As the Edinburgh and WARF patent oppositions crawled along, Christoph Then (this time on behalf of Greenpeace) also challenged hESC patents through the national courts. Eventually these challenges arrived at the EU’s highest court, the European Court of Justice, which was potentially another source of pressure on the European patent system. In 1999, two years before the EPO granted the Edinburgh patent, the German Patent Office awarded Oliver Brüstle, a researcher at the University of Bonn and a vocal proponent of hESC research, a patent covering methods of deriving neural cells from hESCs.143 Greenpeace immediately opposed the decision, arguing that the patent violated the BPD. The German Patent Office revoked the patent; Brüstle filed for and received a modified patent; and Then and Greenpeace sued in 2004.144 The German federal court ruled in favor of Greenpeace, and Brüstle appealed the case to the German Supreme Court. The German Supreme Court referred the case to the ECJ, seeking clarification on several aspects of the BPD, including the meaning of “human embryos,” the meaning of the expression “uses of human embryos for industrial or commercial purposes” in the BPD (which by then was also figuring prominently in EPO’s decisions to deny the WARF patent and limit the Edinburgh patent), and whether the destruction of the human embryo matters for determining patentability if it is not explicitly discussed in the patent’s claims. Although Brüstle argued that the case jeopardized the future of hESC research in Europe, Then emphasized that his focus was on the commercialization of human embryos: “Even if research on embryos is to be allowed, it’s not right to commercialize the process. . . . We believe there should be a clear separation between research and patenting products.”145 To Then, the patent system had an important and distinct role to play in the governance of hESC research. Focusing regulatory attention on the research enterprise would not address the patents’ socioeconomic impacts or the moral impacts of turning hESCs into commodities.

In October 2011, the ECJ agreed with Greenpeace and echoed the EPO’s position.
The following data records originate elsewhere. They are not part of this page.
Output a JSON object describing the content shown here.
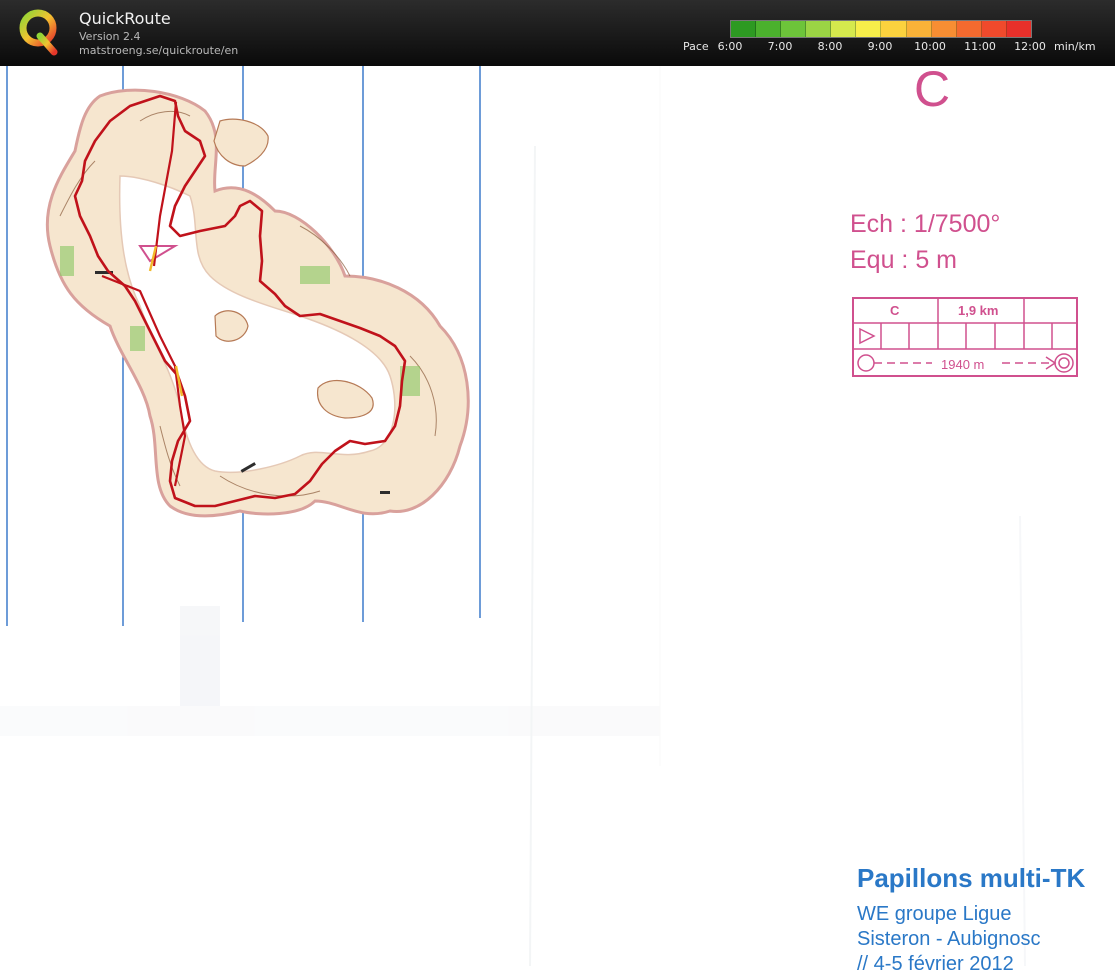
{
  "app": {
    "title": "QuickRoute",
    "version": "Version 2.4",
    "url": "matstroeng.se/quickroute/en",
    "logo_letter": "Q"
  },
  "pace_legend": {
    "label": "Pace",
    "unit": "min/km",
    "ticks": [
      "6:00",
      "7:00",
      "8:00",
      "9:00",
      "10:00",
      "11:00",
      "12:00"
    ],
    "gradient_colors": [
      "#2d9a22",
      "#4bb12d",
      "#6dc43a",
      "#9bd444",
      "#d5e94d",
      "#f7ee4a",
      "#fbd23e",
      "#f9b238",
      "#f78e33",
      "#f46a2f",
      "#f04a2c",
      "#e8302a"
    ]
  },
  "map": {
    "course_letter": "C",
    "scale": "Ech : 1/7500°",
    "equidistance": "Equ : 5 m",
    "control_box": {
      "course": "C",
      "distance": "1,9 km",
      "route_length": "1940 m"
    },
    "event": {
      "title": "Papillons multi-TK",
      "line1": "WE groupe Ligue",
      "line2": "Sisteron - Aubignosc",
      "line3": "// 4-5 février 2012"
    },
    "colors": {
      "route": "#c0121b",
      "course_print": "#d0508e",
      "north_lines": "#1f66c4",
      "event_text": "#2a78c7"
    }
  }
}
In its first decision on the patentability of life forms,146 Europe’s highest court defined a human embryo as any fertilized human ovum in which the “process of development of a human being” was taking place, and read the BPD to exclude patents on products and processes related to hESCs because they involved the “commercialization or exploitation” of a human embryo. It also decided that hESCs were unpatentable if they involved the destruction of an embryo, even if that destruction was not explicitly discussed in the patent claims. In making this decision, the ECJ relied heavily on the text of the BPD, especially the language in Article 6 that provided the basis for the EPO’s decisions in the Edinburgh and WARF cases.

The ECJ also reinforced the connection between the European right to human dignity and patent law, and therefore the patent system’s moral responsibilities. As discussed previously, while challengers had made this connection in the debates over the Edinburgh and WARF patents, the EPO had not justified its decisions explicitly in moral terms.